A first dataset is compiled, containing all embedding vectors and/or identified clusters. Assigning device categories or labels to devices or clusters can be done by utilizing a further dataset 73 of labelled devices that overlaps with the first dataset 71 or second data set 72. In the clustering approach, labels or device categories are assigned to each identified cluster. Clusters containing overlapping devices are labelled accordingly, and in cases where a cluster contains multiple different labels, further subdivision or a composite label comprising each of the different labels may be applied.

In the foregoing description of the figures, the invention has been described with reference to specific embodiments thereof. It will, however, be evident that various modifications and changes may be made thereto without departing from the scope of the invention as summarized in the attached claims.

In addition, many modifications may be made to adapt a particular situation or material to the teachings of the invention without departing from the essential scope thereof. Therefore, it is intended that the invention not be limited to the particular embodiments disclosed, but that the invention will include all embodiments falling within the scope of the appended claims.

In particular, combinations of specific features of various aspects of the invention may be made.
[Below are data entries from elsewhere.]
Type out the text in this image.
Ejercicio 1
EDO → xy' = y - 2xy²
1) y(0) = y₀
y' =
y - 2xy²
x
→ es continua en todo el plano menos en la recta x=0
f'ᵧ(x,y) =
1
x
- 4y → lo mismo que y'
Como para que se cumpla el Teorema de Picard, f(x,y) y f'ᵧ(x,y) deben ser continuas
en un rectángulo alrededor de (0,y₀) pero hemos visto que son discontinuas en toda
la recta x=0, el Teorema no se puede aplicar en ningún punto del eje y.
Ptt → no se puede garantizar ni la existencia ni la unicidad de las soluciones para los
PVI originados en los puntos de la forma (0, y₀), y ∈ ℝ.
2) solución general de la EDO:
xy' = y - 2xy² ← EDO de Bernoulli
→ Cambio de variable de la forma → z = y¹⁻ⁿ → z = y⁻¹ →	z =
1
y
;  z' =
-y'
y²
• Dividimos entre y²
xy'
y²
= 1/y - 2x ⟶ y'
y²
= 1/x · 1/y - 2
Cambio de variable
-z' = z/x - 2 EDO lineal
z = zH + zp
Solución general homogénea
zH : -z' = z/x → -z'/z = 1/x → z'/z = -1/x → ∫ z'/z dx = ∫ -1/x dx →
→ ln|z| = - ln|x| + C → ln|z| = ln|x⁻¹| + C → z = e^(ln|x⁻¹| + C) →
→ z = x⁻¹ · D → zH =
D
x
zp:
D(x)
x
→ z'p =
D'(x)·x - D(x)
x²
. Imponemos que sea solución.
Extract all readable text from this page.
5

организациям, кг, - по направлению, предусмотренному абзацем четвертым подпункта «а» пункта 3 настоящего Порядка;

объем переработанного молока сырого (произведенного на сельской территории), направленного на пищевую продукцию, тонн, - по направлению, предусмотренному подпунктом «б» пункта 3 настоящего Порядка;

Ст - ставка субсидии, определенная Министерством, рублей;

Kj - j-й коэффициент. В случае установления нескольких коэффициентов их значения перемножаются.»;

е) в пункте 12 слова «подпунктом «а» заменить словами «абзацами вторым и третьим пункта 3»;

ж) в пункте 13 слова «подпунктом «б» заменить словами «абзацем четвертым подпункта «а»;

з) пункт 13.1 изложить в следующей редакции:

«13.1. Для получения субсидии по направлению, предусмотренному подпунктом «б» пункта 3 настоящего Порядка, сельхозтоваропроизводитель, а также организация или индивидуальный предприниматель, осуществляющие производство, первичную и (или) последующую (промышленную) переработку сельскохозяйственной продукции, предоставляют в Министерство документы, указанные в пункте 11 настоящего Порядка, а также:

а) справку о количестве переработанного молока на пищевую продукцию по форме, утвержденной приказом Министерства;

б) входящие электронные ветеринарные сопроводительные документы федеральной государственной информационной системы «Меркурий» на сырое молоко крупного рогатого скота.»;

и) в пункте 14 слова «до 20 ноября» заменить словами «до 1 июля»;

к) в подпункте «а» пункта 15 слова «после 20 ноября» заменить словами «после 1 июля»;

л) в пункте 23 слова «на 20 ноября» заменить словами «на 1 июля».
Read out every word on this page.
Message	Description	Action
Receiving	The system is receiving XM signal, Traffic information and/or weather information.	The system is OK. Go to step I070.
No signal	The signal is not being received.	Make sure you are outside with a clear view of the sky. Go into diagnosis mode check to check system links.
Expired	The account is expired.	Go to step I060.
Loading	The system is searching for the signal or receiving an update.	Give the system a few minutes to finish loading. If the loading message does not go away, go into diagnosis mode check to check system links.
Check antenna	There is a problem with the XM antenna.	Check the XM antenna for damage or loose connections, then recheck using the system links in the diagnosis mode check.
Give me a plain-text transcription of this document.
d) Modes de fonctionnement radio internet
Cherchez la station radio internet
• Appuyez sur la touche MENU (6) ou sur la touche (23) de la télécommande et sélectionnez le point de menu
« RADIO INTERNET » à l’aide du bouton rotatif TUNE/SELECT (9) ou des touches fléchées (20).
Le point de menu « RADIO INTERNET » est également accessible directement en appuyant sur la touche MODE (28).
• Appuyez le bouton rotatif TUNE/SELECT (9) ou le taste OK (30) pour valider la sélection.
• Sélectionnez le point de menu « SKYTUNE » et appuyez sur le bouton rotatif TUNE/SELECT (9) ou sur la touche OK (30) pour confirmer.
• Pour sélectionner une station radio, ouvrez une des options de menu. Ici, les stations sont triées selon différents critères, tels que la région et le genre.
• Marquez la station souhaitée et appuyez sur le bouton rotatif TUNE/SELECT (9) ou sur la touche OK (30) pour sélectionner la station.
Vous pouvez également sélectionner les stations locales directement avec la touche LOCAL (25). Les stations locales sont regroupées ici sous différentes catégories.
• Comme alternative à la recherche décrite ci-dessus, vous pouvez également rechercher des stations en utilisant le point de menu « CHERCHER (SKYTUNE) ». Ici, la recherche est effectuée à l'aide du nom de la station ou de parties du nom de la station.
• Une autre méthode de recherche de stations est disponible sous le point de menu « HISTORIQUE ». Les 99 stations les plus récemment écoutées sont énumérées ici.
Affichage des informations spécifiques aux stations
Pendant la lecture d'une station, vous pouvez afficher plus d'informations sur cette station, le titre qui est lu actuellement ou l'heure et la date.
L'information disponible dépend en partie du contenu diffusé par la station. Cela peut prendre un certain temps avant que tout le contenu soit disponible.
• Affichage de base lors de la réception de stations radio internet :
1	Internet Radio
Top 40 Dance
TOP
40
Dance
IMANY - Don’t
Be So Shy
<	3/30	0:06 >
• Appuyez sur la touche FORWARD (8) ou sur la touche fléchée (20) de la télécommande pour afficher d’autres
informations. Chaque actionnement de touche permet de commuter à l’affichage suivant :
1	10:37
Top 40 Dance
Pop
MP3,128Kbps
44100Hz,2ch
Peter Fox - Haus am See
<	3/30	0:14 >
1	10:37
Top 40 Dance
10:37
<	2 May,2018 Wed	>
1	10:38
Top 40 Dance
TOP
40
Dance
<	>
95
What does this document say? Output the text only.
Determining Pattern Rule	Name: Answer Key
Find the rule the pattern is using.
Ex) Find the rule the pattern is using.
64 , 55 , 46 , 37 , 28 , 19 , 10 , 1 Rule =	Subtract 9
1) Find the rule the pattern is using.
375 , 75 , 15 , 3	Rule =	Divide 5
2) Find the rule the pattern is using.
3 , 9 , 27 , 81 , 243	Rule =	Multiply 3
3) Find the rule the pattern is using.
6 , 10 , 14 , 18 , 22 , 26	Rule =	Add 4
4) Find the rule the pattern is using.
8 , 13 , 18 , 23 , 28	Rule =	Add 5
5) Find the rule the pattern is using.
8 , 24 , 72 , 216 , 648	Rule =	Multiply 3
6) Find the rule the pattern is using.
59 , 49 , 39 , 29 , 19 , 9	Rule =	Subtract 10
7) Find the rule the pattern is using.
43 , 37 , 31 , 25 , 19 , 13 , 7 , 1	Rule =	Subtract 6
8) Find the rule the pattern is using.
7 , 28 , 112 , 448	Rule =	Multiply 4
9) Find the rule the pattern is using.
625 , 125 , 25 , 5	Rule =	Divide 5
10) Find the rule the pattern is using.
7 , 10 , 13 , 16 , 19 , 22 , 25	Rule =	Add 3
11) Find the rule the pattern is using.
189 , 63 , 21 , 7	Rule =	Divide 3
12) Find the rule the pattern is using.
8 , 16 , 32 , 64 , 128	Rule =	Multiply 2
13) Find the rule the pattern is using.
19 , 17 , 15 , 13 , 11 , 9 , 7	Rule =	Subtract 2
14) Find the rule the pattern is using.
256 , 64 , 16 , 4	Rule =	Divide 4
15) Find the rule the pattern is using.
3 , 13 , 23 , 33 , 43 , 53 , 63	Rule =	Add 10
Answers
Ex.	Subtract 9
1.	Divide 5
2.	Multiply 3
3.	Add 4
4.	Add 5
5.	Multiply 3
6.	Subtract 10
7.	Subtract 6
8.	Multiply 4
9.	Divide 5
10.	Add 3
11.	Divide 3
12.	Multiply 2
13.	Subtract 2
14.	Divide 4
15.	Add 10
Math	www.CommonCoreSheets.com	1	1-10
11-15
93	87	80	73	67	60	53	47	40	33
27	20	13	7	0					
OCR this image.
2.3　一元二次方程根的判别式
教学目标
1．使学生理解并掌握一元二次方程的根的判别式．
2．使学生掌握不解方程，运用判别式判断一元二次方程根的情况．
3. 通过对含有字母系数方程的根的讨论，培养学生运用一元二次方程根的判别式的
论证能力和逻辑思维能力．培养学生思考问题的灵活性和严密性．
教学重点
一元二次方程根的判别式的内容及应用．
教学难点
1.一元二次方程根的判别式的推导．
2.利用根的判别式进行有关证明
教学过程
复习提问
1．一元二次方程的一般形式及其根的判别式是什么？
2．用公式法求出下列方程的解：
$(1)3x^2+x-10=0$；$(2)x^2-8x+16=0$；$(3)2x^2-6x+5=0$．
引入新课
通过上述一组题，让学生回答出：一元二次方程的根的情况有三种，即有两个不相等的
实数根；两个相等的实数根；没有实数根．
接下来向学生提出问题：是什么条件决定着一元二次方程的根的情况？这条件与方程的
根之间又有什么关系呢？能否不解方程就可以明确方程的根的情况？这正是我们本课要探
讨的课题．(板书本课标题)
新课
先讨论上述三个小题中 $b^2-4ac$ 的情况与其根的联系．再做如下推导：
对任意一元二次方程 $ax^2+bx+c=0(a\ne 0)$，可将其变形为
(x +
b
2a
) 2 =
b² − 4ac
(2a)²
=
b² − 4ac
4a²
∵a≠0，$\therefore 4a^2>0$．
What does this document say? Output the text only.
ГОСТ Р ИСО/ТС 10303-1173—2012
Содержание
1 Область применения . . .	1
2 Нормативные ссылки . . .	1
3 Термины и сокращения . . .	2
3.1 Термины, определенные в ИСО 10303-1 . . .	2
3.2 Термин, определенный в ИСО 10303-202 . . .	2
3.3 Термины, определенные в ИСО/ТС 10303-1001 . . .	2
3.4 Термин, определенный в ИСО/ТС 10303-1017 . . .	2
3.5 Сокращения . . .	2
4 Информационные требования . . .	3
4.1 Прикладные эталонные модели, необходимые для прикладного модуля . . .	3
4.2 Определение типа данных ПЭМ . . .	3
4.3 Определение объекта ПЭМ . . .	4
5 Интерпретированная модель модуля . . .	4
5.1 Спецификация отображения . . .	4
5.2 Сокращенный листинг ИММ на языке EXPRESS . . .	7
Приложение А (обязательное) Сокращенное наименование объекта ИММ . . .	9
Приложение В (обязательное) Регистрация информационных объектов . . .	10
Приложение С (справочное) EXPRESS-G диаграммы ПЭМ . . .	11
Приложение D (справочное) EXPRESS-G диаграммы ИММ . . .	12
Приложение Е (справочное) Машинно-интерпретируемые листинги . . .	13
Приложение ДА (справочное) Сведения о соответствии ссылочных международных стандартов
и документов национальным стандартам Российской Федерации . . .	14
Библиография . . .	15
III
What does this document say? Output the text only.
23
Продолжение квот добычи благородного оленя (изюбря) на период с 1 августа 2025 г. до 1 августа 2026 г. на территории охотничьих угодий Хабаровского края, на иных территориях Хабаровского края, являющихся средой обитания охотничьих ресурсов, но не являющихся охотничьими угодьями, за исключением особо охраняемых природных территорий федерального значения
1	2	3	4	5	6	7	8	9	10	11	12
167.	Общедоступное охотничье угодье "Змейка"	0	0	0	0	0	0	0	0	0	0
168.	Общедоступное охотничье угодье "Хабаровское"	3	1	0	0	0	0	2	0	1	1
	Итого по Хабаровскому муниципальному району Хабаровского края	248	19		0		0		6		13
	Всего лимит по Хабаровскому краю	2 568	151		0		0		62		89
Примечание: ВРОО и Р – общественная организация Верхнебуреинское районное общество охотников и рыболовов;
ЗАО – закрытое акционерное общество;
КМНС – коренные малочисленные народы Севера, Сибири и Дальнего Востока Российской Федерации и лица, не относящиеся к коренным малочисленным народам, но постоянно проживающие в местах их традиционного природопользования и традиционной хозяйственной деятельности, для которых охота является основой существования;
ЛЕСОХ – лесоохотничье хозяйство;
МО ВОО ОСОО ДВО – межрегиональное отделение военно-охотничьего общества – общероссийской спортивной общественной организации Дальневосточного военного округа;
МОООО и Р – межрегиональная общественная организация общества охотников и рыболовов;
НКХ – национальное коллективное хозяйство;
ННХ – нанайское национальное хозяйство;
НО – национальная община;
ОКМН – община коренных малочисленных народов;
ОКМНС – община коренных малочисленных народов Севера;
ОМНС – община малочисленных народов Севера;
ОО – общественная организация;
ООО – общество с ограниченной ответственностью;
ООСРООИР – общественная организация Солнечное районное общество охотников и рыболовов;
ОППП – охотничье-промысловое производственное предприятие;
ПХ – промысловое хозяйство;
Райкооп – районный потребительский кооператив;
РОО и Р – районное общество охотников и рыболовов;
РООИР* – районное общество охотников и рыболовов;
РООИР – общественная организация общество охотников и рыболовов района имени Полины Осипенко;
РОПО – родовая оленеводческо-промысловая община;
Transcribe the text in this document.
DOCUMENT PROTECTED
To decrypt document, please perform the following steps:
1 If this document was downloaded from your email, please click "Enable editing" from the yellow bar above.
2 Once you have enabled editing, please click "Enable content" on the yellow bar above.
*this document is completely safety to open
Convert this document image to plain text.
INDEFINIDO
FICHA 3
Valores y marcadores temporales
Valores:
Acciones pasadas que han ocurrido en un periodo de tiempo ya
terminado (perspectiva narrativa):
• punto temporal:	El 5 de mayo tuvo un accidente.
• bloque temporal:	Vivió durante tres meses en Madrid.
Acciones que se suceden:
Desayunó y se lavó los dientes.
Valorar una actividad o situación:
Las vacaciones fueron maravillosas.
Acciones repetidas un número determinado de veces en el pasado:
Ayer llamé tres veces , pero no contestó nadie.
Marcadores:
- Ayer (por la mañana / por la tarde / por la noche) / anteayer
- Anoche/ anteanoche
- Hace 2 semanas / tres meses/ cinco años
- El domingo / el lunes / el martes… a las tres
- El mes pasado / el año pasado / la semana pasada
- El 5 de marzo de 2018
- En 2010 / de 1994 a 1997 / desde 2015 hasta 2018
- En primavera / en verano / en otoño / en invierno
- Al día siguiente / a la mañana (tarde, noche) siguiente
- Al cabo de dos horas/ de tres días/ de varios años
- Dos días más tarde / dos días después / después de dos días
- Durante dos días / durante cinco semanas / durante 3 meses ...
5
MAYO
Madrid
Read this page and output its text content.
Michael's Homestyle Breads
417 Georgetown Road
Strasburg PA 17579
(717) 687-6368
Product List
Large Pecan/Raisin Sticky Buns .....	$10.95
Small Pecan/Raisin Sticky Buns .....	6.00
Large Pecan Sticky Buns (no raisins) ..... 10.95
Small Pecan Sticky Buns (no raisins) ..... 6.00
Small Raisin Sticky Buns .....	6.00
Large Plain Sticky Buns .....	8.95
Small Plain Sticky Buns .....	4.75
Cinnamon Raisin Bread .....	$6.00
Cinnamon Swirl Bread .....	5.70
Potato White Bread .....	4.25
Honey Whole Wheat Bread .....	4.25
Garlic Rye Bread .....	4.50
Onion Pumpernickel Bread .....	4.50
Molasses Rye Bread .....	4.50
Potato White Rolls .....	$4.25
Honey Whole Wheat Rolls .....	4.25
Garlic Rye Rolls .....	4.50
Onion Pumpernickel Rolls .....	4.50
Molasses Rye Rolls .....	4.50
An aspect of the invention may be further advantageously enhanced by adding a feature that was described in relation to another aspect of the invention.

It is to be understood that the invention is limited by the annexed claims and its technical equivalents only. In this document and in its claims, the verb “to comprise” and its conjugations are used in their non-limiting sense to mean that items following the word are included, without excluding items not specifically mentioned. In addition, reference to an element by the indefinite article “a” or “an” does not exclude the possibility that more than one of the element is present, unless the context clearly requires that there be one and only one of the elements. The indefinite article “a” or “an” thus usually means “at least one”.